车开出去一段,沈恪才注意到窗外的天。阴沉沉的,压得很低。和他手机里那句“今天天气不错,要不要出去走走”一点都不像。
他那时候是在瞎说吧,只是想见他。
沈恪的喉咙动了一下。
“白越。”他听见自己开口。
“嗯?”
沈恪张了张嘴。他想说对不起,想说我做了一件很蠢的事,想确认自己是不是喜欢你,结果还没确认完,先把自己搞明白了。
他听见自己的声音,闷闷的:“白越,我喜欢你。”
车身轻轻晃了一下。
白越的手指在方向盘上收紧,又松开。他沉默了几秒,把车停在路边。
然后他转过身,看着沈恪。
那双眼睛里有沈恪没见过的光。暗的,沉的,像夜里看不见底的海。他看了很久,久到沈恪开始紧张,久到沈恪以为他要说什么,结果他什么都没说。
他只是伸出手,把沈恪拉进怀里。
那只手有点凉,但抱得很紧。白越的下巴抵在他肩上,呼吸拂过耳廓,凉的,浅的,声音闷闷的,带着一点沈恪从没听过的哑:
“宝宝知道自己在说什么吗?”
沈恪把脸埋在他肩上,闷闷地嗯了一声。
他低着头,耳朵都红透了。但这次他没有躲,轻轻从白越怀里挣出来,抬起手,开始掰手指。

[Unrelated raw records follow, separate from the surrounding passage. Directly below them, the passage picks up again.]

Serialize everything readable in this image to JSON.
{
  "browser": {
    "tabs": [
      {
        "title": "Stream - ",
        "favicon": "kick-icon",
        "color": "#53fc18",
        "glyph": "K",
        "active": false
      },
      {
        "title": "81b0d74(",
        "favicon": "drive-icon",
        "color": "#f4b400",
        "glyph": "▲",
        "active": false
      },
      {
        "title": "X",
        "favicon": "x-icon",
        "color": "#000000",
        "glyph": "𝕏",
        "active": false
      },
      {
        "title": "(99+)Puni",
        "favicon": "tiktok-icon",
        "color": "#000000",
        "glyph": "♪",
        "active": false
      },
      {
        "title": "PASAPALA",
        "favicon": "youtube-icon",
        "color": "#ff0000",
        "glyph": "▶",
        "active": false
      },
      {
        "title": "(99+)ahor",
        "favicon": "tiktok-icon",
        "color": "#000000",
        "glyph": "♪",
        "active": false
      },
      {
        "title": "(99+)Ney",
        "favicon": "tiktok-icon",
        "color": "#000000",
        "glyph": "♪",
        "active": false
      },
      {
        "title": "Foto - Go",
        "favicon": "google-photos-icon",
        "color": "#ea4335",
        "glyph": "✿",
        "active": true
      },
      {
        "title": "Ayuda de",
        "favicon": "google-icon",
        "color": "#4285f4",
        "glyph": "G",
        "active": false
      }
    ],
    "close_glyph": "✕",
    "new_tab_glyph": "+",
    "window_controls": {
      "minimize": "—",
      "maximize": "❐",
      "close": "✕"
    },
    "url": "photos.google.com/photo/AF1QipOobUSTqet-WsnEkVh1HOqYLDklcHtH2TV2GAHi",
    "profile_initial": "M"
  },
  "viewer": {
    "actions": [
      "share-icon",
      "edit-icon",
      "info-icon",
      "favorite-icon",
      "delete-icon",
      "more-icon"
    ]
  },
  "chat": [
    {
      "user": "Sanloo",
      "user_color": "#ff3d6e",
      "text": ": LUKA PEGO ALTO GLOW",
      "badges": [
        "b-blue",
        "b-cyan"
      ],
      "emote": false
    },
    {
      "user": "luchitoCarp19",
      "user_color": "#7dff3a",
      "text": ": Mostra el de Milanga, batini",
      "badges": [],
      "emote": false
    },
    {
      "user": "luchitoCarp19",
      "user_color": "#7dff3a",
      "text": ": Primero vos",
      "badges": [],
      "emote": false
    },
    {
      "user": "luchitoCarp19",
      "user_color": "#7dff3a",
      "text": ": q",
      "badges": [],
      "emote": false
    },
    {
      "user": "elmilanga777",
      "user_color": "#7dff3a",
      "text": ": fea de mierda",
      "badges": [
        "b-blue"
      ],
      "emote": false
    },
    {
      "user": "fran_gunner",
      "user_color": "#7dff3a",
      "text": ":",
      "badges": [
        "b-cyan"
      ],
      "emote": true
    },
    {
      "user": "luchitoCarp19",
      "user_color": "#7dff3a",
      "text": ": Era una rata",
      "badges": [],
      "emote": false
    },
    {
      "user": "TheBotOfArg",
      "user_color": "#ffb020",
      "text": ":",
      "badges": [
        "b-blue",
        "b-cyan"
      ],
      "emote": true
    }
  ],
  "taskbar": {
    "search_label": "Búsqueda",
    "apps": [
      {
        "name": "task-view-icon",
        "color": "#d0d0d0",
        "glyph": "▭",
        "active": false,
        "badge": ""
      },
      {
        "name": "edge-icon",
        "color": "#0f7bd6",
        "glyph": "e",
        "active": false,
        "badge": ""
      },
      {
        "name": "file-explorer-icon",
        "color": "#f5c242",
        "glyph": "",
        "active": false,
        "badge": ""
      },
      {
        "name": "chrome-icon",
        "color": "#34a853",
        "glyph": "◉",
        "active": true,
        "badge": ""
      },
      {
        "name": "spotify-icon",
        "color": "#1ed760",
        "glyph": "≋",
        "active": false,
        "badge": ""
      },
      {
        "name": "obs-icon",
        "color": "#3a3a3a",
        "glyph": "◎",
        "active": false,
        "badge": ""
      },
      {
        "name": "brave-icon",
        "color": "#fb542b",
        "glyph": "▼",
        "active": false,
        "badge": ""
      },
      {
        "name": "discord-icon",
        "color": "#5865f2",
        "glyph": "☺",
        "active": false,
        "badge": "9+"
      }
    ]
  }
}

“我、我算过的。”他的声音又小又抖,但很认真,“第一天,我故意没理你,结果晚上躺在床上睡不着,脑子里全是你在干嘛、吃饭了没有。”
“第三天你打电话给我,你说不打扰我了。我挂完电话就后悔了。特别后悔,比以前打翻药瓶还后悔。”
他又伸出一根手指。
“第四天你没发消息,我好着急。把手机翻来覆去看了八百遍,每次亮起来都不是你。然后我问你在吗,你秒回。我问你吃饭了没有,你说没吃,因为……因为我不喜欢你了,吃不下去。”
他说到这句话的时候,脸更红了,但没有停下。
“我没有不喜欢你!就是……只是在做实验。我想试试自己是不是真的喜欢你,就故意几天没理你。我还在网上搜过喜欢一个人是什么感觉,搜索结果第一条说‘当你搜这个问题的时候,你已经沦陷了’,我当时没信。”
他抬起头,看着白越。
那双眼睛亮亮的,里面有一点水汽。但他就那样看着白越,没有躲开。
“然后我今天看见你……”他的声音更小了,“一下子就知道了。”
“那个回答好像是对的。”
白越看着他,看了很久。
车停在路边,停在一片昏黄的路灯下。光从车窗斜斜地照进来,落在两个人之间。
白越的眼睛里有光在晃。不是路灯的光,是别的什么。沈恪说不出那是什么,只觉得那双眼睛忽然活了,不再是刚才那副阴沉的样子。
“宝宝知道自己在说什么吗?”
“知道的。”
“那再说一遍。”
“我喜欢你!”
“再说一遍。”
“我喜欢你。”
“我还想听。”
“……你过分了!”
白越没说话,只是把他抱得更紧了一点。
沈恪犹豫了一下,伸出手,轻轻环住白越的背。
那具身体在他怀里,单薄的,冰凉的,像是被抽走了所有的温度。他能感觉到白越的肩胛骨硌着他的手臂,能感觉到他的呼吸很轻很浅,像是怕惊扰到什么。